Wilhelm Franz Canaris (1 January 1887 – 9 April 1945) was a German admiral and chief of the Abwehr, the German military intelligence service, from 1935 to 1944. Initially a supporter of Adolf Hitler, he later turned against the Nazis as he felt Germany would lose another major war. During the Second World War he was among the military officers involved in the clandestine opposition to the Nazi regime. He was executed in Flossenbürg concentration camp for high treason as the Nazi regime was collapsing.
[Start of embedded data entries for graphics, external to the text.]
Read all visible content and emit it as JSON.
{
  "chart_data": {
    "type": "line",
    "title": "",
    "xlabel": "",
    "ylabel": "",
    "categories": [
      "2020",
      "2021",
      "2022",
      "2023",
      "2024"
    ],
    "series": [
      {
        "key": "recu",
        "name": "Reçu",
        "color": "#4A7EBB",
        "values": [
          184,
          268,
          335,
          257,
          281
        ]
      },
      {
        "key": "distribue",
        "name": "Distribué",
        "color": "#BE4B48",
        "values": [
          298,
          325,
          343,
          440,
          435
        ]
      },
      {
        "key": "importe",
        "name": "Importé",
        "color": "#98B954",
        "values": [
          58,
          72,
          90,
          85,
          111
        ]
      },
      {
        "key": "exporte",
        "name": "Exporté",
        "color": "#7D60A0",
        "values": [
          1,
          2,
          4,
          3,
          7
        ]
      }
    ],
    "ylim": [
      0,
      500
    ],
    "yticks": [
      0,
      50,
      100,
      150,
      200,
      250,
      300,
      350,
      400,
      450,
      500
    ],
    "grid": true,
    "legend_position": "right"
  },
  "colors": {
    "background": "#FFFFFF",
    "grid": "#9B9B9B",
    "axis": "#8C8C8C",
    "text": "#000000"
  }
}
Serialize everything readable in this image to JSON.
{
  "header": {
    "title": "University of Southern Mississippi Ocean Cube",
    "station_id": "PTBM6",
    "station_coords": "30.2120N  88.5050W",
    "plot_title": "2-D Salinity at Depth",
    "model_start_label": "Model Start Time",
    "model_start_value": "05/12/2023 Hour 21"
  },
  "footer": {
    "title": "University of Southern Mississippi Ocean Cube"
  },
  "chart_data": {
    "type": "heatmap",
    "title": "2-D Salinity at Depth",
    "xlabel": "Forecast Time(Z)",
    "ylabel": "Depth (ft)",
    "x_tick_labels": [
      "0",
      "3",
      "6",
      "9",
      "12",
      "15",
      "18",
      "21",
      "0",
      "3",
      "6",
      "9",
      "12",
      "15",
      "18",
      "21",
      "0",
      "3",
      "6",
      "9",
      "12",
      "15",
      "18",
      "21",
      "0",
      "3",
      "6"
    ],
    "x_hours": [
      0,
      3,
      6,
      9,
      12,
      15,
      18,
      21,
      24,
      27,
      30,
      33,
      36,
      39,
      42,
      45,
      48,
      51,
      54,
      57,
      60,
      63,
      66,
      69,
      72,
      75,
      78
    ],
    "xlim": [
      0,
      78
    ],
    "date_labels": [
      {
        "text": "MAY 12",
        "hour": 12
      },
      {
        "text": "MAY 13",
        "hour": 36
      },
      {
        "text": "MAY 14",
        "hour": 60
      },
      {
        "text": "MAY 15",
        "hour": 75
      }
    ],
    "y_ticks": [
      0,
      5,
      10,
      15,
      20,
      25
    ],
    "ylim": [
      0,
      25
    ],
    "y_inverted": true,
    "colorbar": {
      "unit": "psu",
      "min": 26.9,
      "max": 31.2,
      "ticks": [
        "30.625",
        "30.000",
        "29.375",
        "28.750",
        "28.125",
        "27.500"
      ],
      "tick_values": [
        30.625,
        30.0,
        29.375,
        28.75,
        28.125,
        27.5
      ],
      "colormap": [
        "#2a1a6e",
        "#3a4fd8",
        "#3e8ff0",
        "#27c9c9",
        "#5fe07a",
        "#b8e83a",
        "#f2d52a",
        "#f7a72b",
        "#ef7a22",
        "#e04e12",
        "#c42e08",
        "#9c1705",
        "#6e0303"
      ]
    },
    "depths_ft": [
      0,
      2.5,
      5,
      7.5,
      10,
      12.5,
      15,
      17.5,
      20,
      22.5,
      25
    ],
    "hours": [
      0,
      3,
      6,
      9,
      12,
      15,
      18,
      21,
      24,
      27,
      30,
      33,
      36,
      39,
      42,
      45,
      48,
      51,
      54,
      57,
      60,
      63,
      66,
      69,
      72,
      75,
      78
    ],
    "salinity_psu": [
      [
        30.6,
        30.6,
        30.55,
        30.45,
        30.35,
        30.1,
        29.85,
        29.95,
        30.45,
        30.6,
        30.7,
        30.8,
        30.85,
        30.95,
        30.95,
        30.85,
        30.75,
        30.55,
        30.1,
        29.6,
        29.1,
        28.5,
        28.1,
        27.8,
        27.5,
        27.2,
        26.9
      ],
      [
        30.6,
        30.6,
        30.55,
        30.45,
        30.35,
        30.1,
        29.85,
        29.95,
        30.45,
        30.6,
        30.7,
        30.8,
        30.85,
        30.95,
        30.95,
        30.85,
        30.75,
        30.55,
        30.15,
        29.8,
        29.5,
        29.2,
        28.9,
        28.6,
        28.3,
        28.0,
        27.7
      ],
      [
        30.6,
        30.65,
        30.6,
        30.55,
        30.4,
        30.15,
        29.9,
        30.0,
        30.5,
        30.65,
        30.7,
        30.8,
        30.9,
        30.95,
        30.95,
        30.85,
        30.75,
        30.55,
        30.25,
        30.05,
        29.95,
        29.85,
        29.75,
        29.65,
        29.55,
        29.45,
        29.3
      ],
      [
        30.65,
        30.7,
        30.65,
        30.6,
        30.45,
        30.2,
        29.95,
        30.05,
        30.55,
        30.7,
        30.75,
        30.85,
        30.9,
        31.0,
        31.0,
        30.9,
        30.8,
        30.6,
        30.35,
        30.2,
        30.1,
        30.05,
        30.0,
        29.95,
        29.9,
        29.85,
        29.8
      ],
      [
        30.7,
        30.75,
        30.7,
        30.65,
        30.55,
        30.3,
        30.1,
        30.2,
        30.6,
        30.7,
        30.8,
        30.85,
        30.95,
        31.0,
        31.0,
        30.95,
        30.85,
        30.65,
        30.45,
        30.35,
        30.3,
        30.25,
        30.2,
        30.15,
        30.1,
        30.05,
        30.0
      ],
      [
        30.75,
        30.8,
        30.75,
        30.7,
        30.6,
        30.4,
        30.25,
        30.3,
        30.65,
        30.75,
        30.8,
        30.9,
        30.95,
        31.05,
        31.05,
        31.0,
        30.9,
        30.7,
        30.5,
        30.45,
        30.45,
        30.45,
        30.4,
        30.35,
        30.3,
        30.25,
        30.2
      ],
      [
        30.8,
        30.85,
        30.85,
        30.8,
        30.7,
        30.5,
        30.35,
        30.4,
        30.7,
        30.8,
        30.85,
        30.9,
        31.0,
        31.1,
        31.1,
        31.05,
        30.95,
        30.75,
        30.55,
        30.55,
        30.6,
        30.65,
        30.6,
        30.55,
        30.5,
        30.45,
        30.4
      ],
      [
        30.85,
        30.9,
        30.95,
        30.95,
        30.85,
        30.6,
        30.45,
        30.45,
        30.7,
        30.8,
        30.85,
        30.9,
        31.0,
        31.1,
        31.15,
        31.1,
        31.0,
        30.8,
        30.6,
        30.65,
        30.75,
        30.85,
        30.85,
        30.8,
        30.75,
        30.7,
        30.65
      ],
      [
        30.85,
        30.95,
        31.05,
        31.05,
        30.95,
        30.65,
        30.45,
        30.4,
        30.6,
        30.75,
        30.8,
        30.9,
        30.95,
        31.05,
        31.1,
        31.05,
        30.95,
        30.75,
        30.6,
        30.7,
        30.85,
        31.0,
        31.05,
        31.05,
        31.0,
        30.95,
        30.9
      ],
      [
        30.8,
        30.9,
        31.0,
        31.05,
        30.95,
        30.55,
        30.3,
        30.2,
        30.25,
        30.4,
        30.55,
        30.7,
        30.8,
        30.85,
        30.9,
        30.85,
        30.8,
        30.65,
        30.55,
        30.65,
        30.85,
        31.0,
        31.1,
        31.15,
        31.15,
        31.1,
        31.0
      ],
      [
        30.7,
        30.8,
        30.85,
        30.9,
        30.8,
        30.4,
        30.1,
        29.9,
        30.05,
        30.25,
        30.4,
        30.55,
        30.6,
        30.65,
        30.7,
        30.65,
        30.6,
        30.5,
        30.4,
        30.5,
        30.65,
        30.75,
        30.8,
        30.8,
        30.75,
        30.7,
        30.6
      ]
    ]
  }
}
Canaris was born on 1 January 1887 in Aplerbeck (now a part of Dortmund) in Westphalia, the son of Carl Canaris, a wealthy industrialist, and his wife, Auguste (née Popp). Canaris himself believed that his family was related to the 19th-century Greek admiral, freedom fighter, and politician Constantine Kanaris, a belief that influenced his decision to join the Imperial German Navy. While on a visit to Corfu, he was given a portrait of the Greek hero that he always kept in his office. However, according to Richard Bassett, a genealogical investigation in 1938 revealed that his family was actually of Northern Italian descent, originally called Canarisi, and had lived in Germany since the 17th century. His name was of Italian origin, as was later shown in an elaborate family tree. His grandfather had converted from Roman Catholicism to Lutheranism.
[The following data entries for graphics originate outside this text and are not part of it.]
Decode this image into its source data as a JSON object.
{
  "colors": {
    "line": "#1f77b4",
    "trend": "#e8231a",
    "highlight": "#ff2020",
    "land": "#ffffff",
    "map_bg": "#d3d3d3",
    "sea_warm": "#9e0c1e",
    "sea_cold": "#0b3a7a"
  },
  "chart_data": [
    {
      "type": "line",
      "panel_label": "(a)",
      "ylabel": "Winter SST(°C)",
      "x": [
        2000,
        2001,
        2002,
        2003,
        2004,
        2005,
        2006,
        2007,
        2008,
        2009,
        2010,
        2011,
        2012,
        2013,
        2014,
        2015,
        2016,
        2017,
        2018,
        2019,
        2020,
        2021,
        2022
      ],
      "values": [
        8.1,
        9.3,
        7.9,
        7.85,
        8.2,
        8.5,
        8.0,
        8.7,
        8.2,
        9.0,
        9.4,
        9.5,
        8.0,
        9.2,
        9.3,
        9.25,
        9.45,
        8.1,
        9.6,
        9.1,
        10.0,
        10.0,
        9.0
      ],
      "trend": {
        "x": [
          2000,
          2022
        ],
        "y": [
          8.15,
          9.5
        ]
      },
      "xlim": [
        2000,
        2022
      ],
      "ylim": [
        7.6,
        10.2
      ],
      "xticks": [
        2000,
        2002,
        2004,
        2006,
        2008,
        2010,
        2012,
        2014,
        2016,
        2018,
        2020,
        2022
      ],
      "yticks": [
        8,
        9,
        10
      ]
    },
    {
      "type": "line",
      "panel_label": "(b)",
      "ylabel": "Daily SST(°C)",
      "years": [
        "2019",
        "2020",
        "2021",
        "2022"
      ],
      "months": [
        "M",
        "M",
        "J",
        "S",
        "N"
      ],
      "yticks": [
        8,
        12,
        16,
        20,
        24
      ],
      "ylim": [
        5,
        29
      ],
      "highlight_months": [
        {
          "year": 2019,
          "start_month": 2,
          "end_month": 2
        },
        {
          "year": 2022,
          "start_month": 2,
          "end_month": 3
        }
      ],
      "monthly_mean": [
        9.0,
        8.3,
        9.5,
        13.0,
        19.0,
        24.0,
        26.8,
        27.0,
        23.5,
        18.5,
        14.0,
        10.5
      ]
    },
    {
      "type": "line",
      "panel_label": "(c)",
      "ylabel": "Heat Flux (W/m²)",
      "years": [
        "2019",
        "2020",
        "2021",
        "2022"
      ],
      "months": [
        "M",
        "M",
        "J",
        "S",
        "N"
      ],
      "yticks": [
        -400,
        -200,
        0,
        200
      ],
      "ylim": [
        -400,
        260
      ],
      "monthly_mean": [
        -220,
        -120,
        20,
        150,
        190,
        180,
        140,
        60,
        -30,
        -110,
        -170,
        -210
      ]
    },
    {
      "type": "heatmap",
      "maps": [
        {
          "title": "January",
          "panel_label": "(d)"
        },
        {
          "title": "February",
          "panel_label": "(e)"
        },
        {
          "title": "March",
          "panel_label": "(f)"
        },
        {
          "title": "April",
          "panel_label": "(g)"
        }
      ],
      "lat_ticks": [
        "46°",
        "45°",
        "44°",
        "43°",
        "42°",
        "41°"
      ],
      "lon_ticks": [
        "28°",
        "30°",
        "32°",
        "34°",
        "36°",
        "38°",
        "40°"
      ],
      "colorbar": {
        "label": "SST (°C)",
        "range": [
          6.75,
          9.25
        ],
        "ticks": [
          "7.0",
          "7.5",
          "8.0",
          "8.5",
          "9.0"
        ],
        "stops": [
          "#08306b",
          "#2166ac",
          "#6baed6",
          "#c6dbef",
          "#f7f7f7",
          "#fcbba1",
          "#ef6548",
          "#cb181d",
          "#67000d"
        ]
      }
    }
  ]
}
In 1905, at the age of seventeen, Canaris joined the Imperial Navy and by the outbreak of the First World War in 1914 was serving as an intelligence officer on board the cruiser SMS Dresden, a light-cruiser he was assigned to in December 1911. This was the only warship that managed to evade the British Royal Navy for a prolonged period during the Battle of the Falkland Islands of December 1914, largely due to Canaris' skilful evasion tactics. After the Battle of Más a Tierra, the immobilized Dresden anchored in Cumberland Bay, Robinson Crusoe Island and contacted Chile with regard to internment. While in the bay, Royal Navy ships approached and shelled the Dresden. The crew scuttled the ship. Most of the crew was interned in Chile in March 1915, but in August 1915 Canaris escaped by using his fluency in Spanish. With the help of some German merchants he was able to return to Germany in October 1915. On the way, he called at several ports, including one at Plymouth in Great Britain.